A labor lockout of regular officials could extend into the regular season, and at least one 49ers player expressed dismay of that possibility, noting privately how the replacement officials are embarrassing themselves right now.

That player, speaking anonymously, explained how he was called for a phantom penalty this exhibition season, then told the official he wasn't at fault, only to have the official respond: "Maybe you weren't."

NFLPA head man DeMaurice Smith, who visited 49ers practice on Monday, wasn't so subtle. Asked about the sub-refs, Smith let it fly.

"I've made it abundantly clear in a meeting [with the NFL] not long ago how serious we feel the issue is," Smith said while observing practice. "It will become more significant as we progress in the season ... We shouldn't be at the point where we've made great strides in health and player safety, then step back by pulling the best people off the field."

Smith classified game officials as "first responders," which, given the NFL's increasing reliance on their ability to judge concussion symptoms and other injuries as the games go on, isn't too far off. Imagine if a hospital locked out its EMTs and hired a bunch of second-level volunteers instead?

"There are two teams on the field competing," Smith concluded. "[Officials] are the only people on the field with an eye toward health and safety while the game is progressing."

Sounds like the perfect recipe for a headache - no matter how much the NFL would like us to believe that all will be well. Speaking about the issue Monday on CNBC, Goodell gave the standard party line. Houston Texans owner Bob McNair, however, said that he sees no difference between the replacements and the "real" refs.
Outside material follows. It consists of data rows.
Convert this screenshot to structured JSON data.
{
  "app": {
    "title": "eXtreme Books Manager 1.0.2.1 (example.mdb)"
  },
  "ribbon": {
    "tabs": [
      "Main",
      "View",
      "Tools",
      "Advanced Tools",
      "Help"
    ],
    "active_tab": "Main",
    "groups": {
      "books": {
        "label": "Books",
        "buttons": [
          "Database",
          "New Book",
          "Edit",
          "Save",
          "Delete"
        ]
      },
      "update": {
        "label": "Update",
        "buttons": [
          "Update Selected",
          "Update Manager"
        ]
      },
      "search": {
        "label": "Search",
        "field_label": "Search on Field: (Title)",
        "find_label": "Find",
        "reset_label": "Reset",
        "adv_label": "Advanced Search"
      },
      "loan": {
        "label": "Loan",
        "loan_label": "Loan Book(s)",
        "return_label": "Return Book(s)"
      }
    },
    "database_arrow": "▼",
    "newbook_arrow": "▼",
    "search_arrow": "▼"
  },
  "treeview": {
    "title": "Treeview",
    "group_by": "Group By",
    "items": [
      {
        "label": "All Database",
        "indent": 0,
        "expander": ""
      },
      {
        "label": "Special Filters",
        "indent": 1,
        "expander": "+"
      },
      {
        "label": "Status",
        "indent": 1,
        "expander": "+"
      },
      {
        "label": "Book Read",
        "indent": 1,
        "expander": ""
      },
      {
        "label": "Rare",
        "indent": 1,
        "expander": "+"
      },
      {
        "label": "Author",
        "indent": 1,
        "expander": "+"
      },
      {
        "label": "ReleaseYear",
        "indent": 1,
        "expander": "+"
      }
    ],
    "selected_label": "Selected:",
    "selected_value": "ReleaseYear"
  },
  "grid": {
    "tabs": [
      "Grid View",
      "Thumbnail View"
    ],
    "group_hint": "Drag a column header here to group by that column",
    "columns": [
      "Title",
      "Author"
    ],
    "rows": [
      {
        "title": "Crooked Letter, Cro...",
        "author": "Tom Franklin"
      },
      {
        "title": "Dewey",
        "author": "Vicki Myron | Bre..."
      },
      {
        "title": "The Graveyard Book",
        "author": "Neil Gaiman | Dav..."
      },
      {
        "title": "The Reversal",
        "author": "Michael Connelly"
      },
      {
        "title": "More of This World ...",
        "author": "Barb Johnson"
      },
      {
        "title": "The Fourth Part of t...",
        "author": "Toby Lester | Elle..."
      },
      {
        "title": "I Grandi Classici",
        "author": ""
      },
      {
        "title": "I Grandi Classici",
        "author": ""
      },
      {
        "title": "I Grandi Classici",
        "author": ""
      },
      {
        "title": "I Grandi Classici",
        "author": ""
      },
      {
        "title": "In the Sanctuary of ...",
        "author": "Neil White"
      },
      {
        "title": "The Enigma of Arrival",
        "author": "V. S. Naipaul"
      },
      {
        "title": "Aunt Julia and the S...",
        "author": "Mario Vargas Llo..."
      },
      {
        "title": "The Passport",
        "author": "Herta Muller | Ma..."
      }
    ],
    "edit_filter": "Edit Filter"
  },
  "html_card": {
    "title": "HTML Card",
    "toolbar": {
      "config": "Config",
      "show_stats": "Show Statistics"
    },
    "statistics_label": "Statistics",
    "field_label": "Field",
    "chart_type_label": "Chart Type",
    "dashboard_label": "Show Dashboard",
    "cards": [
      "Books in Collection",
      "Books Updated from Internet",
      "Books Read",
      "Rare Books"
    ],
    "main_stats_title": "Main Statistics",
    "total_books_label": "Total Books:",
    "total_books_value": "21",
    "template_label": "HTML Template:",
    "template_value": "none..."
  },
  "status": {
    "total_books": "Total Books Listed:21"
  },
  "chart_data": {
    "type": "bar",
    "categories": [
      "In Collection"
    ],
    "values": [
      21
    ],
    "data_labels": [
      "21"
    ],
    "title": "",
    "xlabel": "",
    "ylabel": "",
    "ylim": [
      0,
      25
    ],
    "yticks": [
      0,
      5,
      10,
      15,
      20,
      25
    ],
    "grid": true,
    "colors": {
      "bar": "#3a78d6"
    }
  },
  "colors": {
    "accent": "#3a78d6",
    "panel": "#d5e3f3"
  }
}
"We have complaints, it doesn't matter who's officiating," McNair said. "And we look back at it as to those calls that we think were bad calls, and we don't have any more now than we had before. Now, clearly the officials that we have now are not as good professionally as the ones we've had, otherwise we would have had the others all along. But in terms of the impact on the game, I've been watching it and frankly I can't see any difference. We have the same situation — we have some calls we don't like, we have some that should have been made that weren't made, but we don't have any more, and the players are just as well protected. So I don't think that safety is an issue at all."

Well done, sir. We're pretty sure that Reliant Stadium just jumped up in the pool for the next open Super Bowl slot.